Towards the end of my stoner days, I had fallen in love with my demons but I hated being a puppet. Now, that I have stopped smoking, the demons have become a part of me, which is why I can't seem to love them like I used to. That is probably why I don't feel like a puppet anymore.


A week and a half ago, my partner's sister came home. We sat on the porch talking when she pulled out a huge joint of weed. I knew I shouldn't smoke, but I wanted to. She smiled at me and lit the spliff, the smell took me back to the memories of trauma once loved. I sat with her and smoked. I smoked the whole joint. It took a while to hit. She rolled another, I smoked that too and took off.

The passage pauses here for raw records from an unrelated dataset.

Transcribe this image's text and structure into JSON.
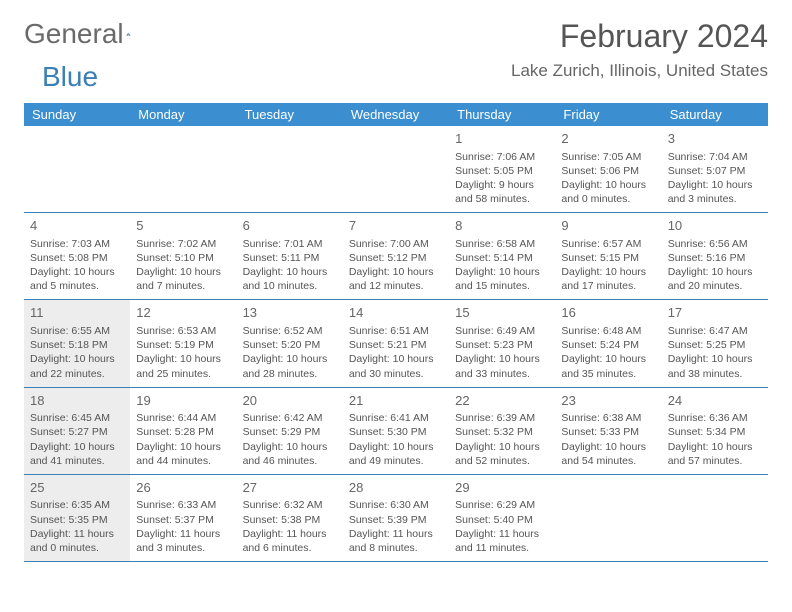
{
  "logo": {
    "text1": "General",
    "text2": "Blue"
  },
  "header": {
    "month_title": "February 2024",
    "location": "Lake Zurich, Illinois, United States"
  },
  "colors": {
    "header_bg": "#3b8ecf",
    "header_text": "#ffffff",
    "border": "#3b7fb5",
    "shaded_bg": "#ededed",
    "body_text": "#555555"
  },
  "daynames": [
    "Sunday",
    "Monday",
    "Tuesday",
    "Wednesday",
    "Thursday",
    "Friday",
    "Saturday"
  ],
  "weeks": [
    [
      {
        "blank": true
      },
      {
        "blank": true
      },
      {
        "blank": true
      },
      {
        "blank": true
      },
      {
        "num": "1",
        "sunrise": "Sunrise: 7:06 AM",
        "sunset": "Sunset: 5:05 PM",
        "day1": "Daylight: 9 hours",
        "day2": "and 58 minutes."
      },
      {
        "num": "2",
        "sunrise": "Sunrise: 7:05 AM",
        "sunset": "Sunset: 5:06 PM",
        "day1": "Daylight: 10 hours",
        "day2": "and 0 minutes."
      },
      {
        "num": "3",
        "sunrise": "Sunrise: 7:04 AM",
        "sunset": "Sunset: 5:07 PM",
        "day1": "Daylight: 10 hours",
        "day2": "and 3 minutes."
      }
    ],
    [
      {
        "num": "4",
        "sunrise": "Sunrise: 7:03 AM",
        "sunset": "Sunset: 5:08 PM",
        "day1": "Daylight: 10 hours",
        "day2": "and 5 minutes."
      },
      {
        "num": "5",
        "sunrise": "Sunrise: 7:02 AM",
        "sunset": "Sunset: 5:10 PM",
        "day1": "Daylight: 10 hours",
        "day2": "and 7 minutes."
      },
      {
        "num": "6",
        "sunrise": "Sunrise: 7:01 AM",
        "sunset": "Sunset: 5:11 PM",
        "day1": "Daylight: 10 hours",
        "day2": "and 10 minutes."
      },
      {
        "num": "7",
        "sunrise": "Sunrise: 7:00 AM",
        "sunset": "Sunset: 5:12 PM",
        "day1": "Daylight: 10 hours",
        "day2": "and 12 minutes."
      },
      {
        "num": "8",
        "sunrise": "Sunrise: 6:58 AM",
        "sunset": "Sunset: 5:14 PM",
        "day1": "Daylight: 10 hours",
        "day2": "and 15 minutes."
      },
      {
        "num": "9",
        "sunrise": "Sunrise: 6:57 AM",
        "sunset": "Sunset: 5:15 PM",
        "day1": "Daylight: 10 hours",
        "day2": "and 17 minutes."
      },
      {
        "num": "10",
        "sunrise": "Sunrise: 6:56 AM",
        "sunset": "Sunset: 5:16 PM",
        "day1": "Daylight: 10 hours",
        "day2": "and 20 minutes."
      }
    ],
    [
      {
        "num": "11",
        "shaded": true,
        "sunrise": "Sunrise: 6:55 AM",
        "sunset": "Sunset: 5:18 PM",
        "day1": "Daylight: 10 hours",
        "day2": "and 22 minutes."
      },
      {
        "num": "12",
        "sunrise": "Sunrise: 6:53 AM",
        "sunset": "Sunset: 5:19 PM",
        "day1": "Daylight: 10 hours",
        "day2": "and 25 minutes."
      },
      {
        "num": "13",
        "sunrise": "Sunrise: 6:52 AM",
        "sunset": "Sunset: 5:20 PM",
        "day1": "Daylight: 10 hours",
        "day2": "and 28 minutes."
      },
      {
        "num": "14",
        "sunrise": "Sunrise: 6:51 AM",
        "sunset": "Sunset: 5:21 PM",
        "day1": "Daylight: 10 hours",
        "day2": "and 30 minutes."
      },
      {
        "num": "15",
        "sunrise": "Sunrise: 6:49 AM",
        "sunset": "Sunset: 5:23 PM",
        "day1": "Daylight: 10 hours",
        "day2": "and 33 minutes."
      },
      {
        "num": "16",
        "sunrise": "Sunrise: 6:48 AM",
        "sunset": "Sunset: 5:24 PM",
        "day1": "Daylight: 10 hours",
        "day2": "and 35 minutes."
      },
      {
        "num": "17",
        "sunrise": "Sunrise: 6:47 AM",
        "sunset": "Sunset: 5:25 PM",
        "day1": "Daylight: 10 hours",
        "day2": "and 38 minutes."
      }
    ],
    [
      {
        "num": "18",
        "shaded": true,
        "sunrise": "Sunrise: 6:45 AM",
        "sunset": "Sunset: 5:27 PM",
        "day1": "Daylight: 10 hours",
        "day2": "and 41 minutes."
      },
      {
        "num": "19",
        "sunrise": "Sunrise: 6:44 AM",
        "sunset": "Sunset: 5:28 PM",
        "day1": "Daylight: 10 hours",
        "day2": "and 44 minutes."
      },
      {
        "num": "20",
        "sunrise": "Sunrise: 6:42 AM",
        "sunset": "Sunset: 5:29 PM",
        "day1": "Daylight: 10 hours",
        "day2": "and 46 minutes."
      },
      {
        "num": "21",
        "sunrise": "Sunrise: 6:41 AM",
        "sunset": "Sunset: 5:30 PM",
        "day1": "Daylight: 10 hours",
        "day2": "and 49 minutes."
      },
      {
        "num": "22",
        "sunrise": "Sunrise: 6:39 AM",
        "sunset": "Sunset: 5:32 PM",
        "day1": "Daylight: 10 hours",
        "day2": "and 52 minutes."
      },
      {
        "num": "23",
        "sunrise": "Sunrise: 6:38 AM",
        "sunset": "Sunset: 5:33 PM",
        "day1": "Daylight: 10 hours",
        "day2": "and 54 minutes."
      },
      {
        "num": "24",
        "sunrise": "Sunrise: 6:36 AM",
        "sunset": "Sunset: 5:34 PM",
        "day1": "Daylight: 10 hours",
        "day2": "and 57 minutes."
      }
    ],
    [
      {
        "num": "25",
        "shaded": true,
        "sunrise": "Sunrise: 6:35 AM",
        "sunset": "Sunset: 5:35 PM",
        "day1": "Daylight: 11 hours",
        "day2": "and 0 minutes."
      },
      {
        "num": "26",
        "sunrise": "Sunrise: 6:33 AM",
        "sunset": "Sunset: 5:37 PM",
        "day1": "Daylight: 11 hours",
        "day2": "and 3 minutes."
      },
      {
        "num": "27",
        "sunrise": "Sunrise: 6:32 AM",
        "sunset": "Sunset: 5:38 PM",
        "day1": "Daylight: 11 hours",
        "day2": "and 6 minutes."
      },
      {
        "num": "28",
        "sunrise": "Sunrise: 6:30 AM",
        "sunset": "Sunset: 5:39 PM",
        "day1": "Daylight: 11 hours",
        "day2": "and 8 minutes."
      },
      {
        "num": "29",
        "sunrise": "Sunrise: 6:29 AM",
        "sunset": "Sunset: 5:40 PM",
        "day1": "Daylight: 11 hours",
        "day2": "and 11 minutes."
      },
      {
        "blank": true
      },
      {
        "blank": true
      }
    ]
  ]
}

I sat in front of the computer to write, waiting for those metallic gongs to strike. There were none; no demons, no puppets, no lovers, no steel spheres, no scrutinizing gazes. My head was confused between feeling like a helium balloon and a murky fish tank. Couldn't write, couldn't sleep and hours passed like seconds.

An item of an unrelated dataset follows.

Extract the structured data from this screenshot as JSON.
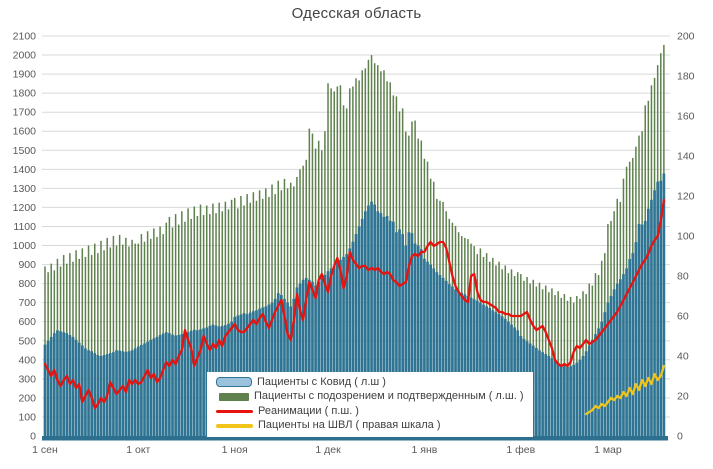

So, here is what I discovered through the trip: I have cured myself of my neurosis, hysteria, and paranoia, and I have done it through writing. On one hand, I am relieved that I have cured myself, so, I am no longer a puppet. On the other hand, I miss my demons, I miss the honesty in my words that are inked with my blood.


Or


The discoveries and sentiments above are mere illusions, like life itself. For right now, I am writing, for I am anxious that I am not anxious enough, depressed that I don't see red on my screen, sad that I miss loving my demons, and, also, I can't stop hearing the void's cacophony. You probably never see red till the ink dries.